In total, IPPs are owed over Rs228.119 billion as of Jan 15, 2018. Of this, Rs84.983 billion is owed to Hubco, Rs4.195 billion to K-Electric, Rs7.771 billion to AES (Lalpir), Rs10.473 billion to AES Pakgen, Rs14.460 billion to Uch-1, Rs9.036 billion to Rousch Power, Rs9.989 billion to Liberty, Rs5.486 billion to Habib Ullah and more than Rs77.336 billion to other independent power producers.

As of November 2017, the power sector receivables were above Rs850 billion against Rs730 billion by the end of June 2017. Furthermore, private sector receivables increased from Rs554.8 billion to Rs599 billion during the first five months of the current fiscal year.

Circular debt has also been identified as a major reason for slow investment in the country’s refinery sector as a major component of the debt is linked to furnace oil.

As the government is shutting down oil power plants to help the country save millions of dollars in imports, the refinery sector argues that oil will have its importance in the event of supply disruptions.

According to a report published recently by a think tank, one of the major failures of the incumbent administration was circular debt, in addition to failing to reduce current expenditure, bring the informal sector into the tax net and privatise power distribution companies.

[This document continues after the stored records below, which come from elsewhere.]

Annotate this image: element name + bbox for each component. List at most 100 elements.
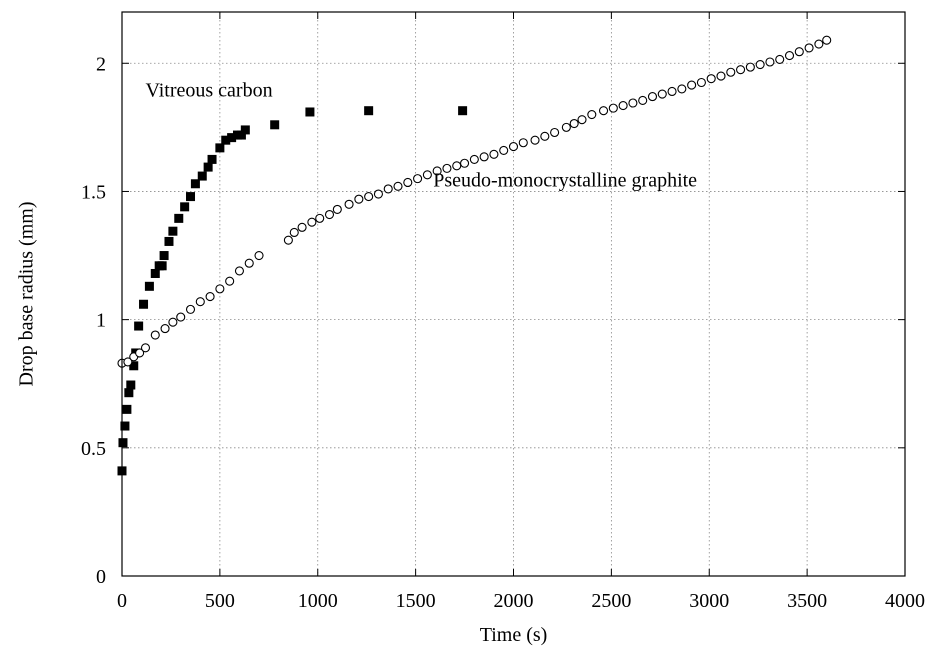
data-point-circle <box>716 71 726 81</box>
data-point-circle <box>354 194 364 204</box>
data-point-circle <box>775 54 785 64</box>
data-point-circle <box>373 189 383 199</box>
data-point-square <box>159 251 169 261</box>
data-point-circle <box>332 204 342 214</box>
data-point-circle <box>479 152 489 162</box>
data-point-circle <box>667 86 677 97</box>
data-point-circle <box>123 357 133 367</box>
data-point-square <box>215 143 225 153</box>
data-point-circle <box>307 217 317 227</box>
data-point-circle <box>344 199 354 209</box>
data-point-circle <box>804 43 814 53</box>
data-point-circle <box>289 227 299 238</box>
data-point-square <box>305 107 315 117</box>
data-point-square <box>144 281 154 291</box>
data-point-circle <box>160 324 170 334</box>
data-point-square <box>120 421 130 431</box>
y-axis-label: Drop base radius (mm) <box>16 202 38 387</box>
data-point-square <box>124 388 134 398</box>
data-point-square <box>134 321 144 331</box>
x-tick-label: 1000 <box>298 590 338 612</box>
data-point-circle <box>657 89 667 99</box>
x-tick-label: 1500 <box>396 590 436 612</box>
data-point-circle <box>638 95 648 105</box>
data-point-circle <box>577 115 587 125</box>
series-1 <box>117 106 468 476</box>
axis-ticks <box>121 12 906 577</box>
data-point-square <box>203 162 213 172</box>
data-point-circle <box>383 184 393 194</box>
data-point-circle <box>745 62 755 72</box>
data-point-square <box>190 179 200 189</box>
data-point-circle <box>550 127 560 138</box>
data-point-circle <box>765 57 775 67</box>
data-point-circle <box>168 317 178 327</box>
data-point-circle <box>618 101 628 111</box>
data-point-square <box>207 154 217 164</box>
y-tick-label: 1 <box>96 310 106 332</box>
grid-lines <box>122 12 905 576</box>
x-tick-label: 500 <box>205 590 235 612</box>
data-point-square <box>164 236 174 246</box>
data-point-circle <box>205 292 215 302</box>
data-point-square <box>168 226 178 236</box>
y-tick-label: 0 <box>96 566 106 588</box>
data-point-circle <box>530 135 540 145</box>
data-point-square <box>118 438 128 448</box>
data-point-circle <box>324 209 335 220</box>
data-point-square <box>221 135 231 145</box>
data-point-circle <box>364 192 374 202</box>
data-point-circle <box>598 106 609 116</box>
data-point-circle <box>628 98 638 108</box>
data-point-circle <box>469 154 479 164</box>
data-point-circle <box>814 39 824 49</box>
data-point-square <box>126 380 136 390</box>
data-point-square <box>186 192 196 202</box>
data-point-circle <box>432 166 442 176</box>
data-point-circle <box>185 304 196 314</box>
data-point-circle <box>587 109 597 120</box>
data-point-square <box>174 213 184 223</box>
data-point-circle <box>696 77 706 88</box>
data-point-circle <box>244 258 254 268</box>
annotation-label: Vitreous carbon <box>145 80 272 102</box>
data-point-circle <box>403 177 413 188</box>
data-point-circle <box>460 158 470 168</box>
data-point-circle <box>499 145 509 155</box>
data-point-square <box>240 125 250 135</box>
x-tick-label: 2000 <box>494 590 534 612</box>
data-point-square <box>227 133 237 143</box>
data-point-circle <box>561 122 571 132</box>
data-point-circle <box>215 284 225 294</box>
data-point-circle <box>736 65 746 75</box>
data-point-circle <box>254 250 264 261</box>
annotation-label: Pseudo-monocrystalline graphite <box>433 169 697 191</box>
data-point-square <box>180 202 190 212</box>
data-point-circle <box>413 174 423 184</box>
y-tick-label: 2 <box>96 53 106 75</box>
data-point-circle <box>794 47 804 57</box>
annotations: Vitreous carbon Pseudo-monocrystalline gr… <box>145 80 697 192</box>
data-point-circle <box>726 67 736 77</box>
data-point-circle <box>297 222 307 232</box>
data-point-circle <box>540 131 550 141</box>
data-point-circle <box>687 80 697 90</box>
x-tick-label: 3500 <box>787 590 827 612</box>
data-point-circle <box>176 312 186 322</box>
data-point-circle <box>195 297 205 307</box>
data-point-circle <box>518 138 528 148</box>
data-point-square <box>364 106 374 116</box>
data-point-circle <box>393 181 403 191</box>
data-point-circle <box>140 343 151 353</box>
data-point-square <box>129 361 139 371</box>
data-point-circle <box>283 235 293 245</box>
data-point-circle <box>315 213 325 223</box>
x-tick-label: 2500 <box>591 590 631 612</box>
data-point-circle <box>677 84 687 94</box>
data-point-circle <box>442 163 452 173</box>
data-points <box>117 35 832 476</box>
y-tick-label: 0.5 <box>81 438 106 460</box>
x-tick-label: 4000 <box>885 590 925 612</box>
data-point-circle <box>784 51 795 61</box>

“In the energy security sector no distribution company was privatised despite achieving significant progress in the privatisation process for some profitable companies,” said the report entitled ‘PML-N Economic Performance: Light at the End of the Tunnel’, launched by the Policy Research Institute of Market Economy or PRIME. “The promise to end cross-subsidy in the distribution companies was not carried out. Circular debt could not be curtailed posing serious challenges to energy governance. Tariff rationalisation in the gas sector was not done,” it added.

The federal government yet again plans to clear the circular debt in the coming days. Let’s see if it succeeds in implementing a workable solution

The writer is a journalist whose interests cover financial subjects.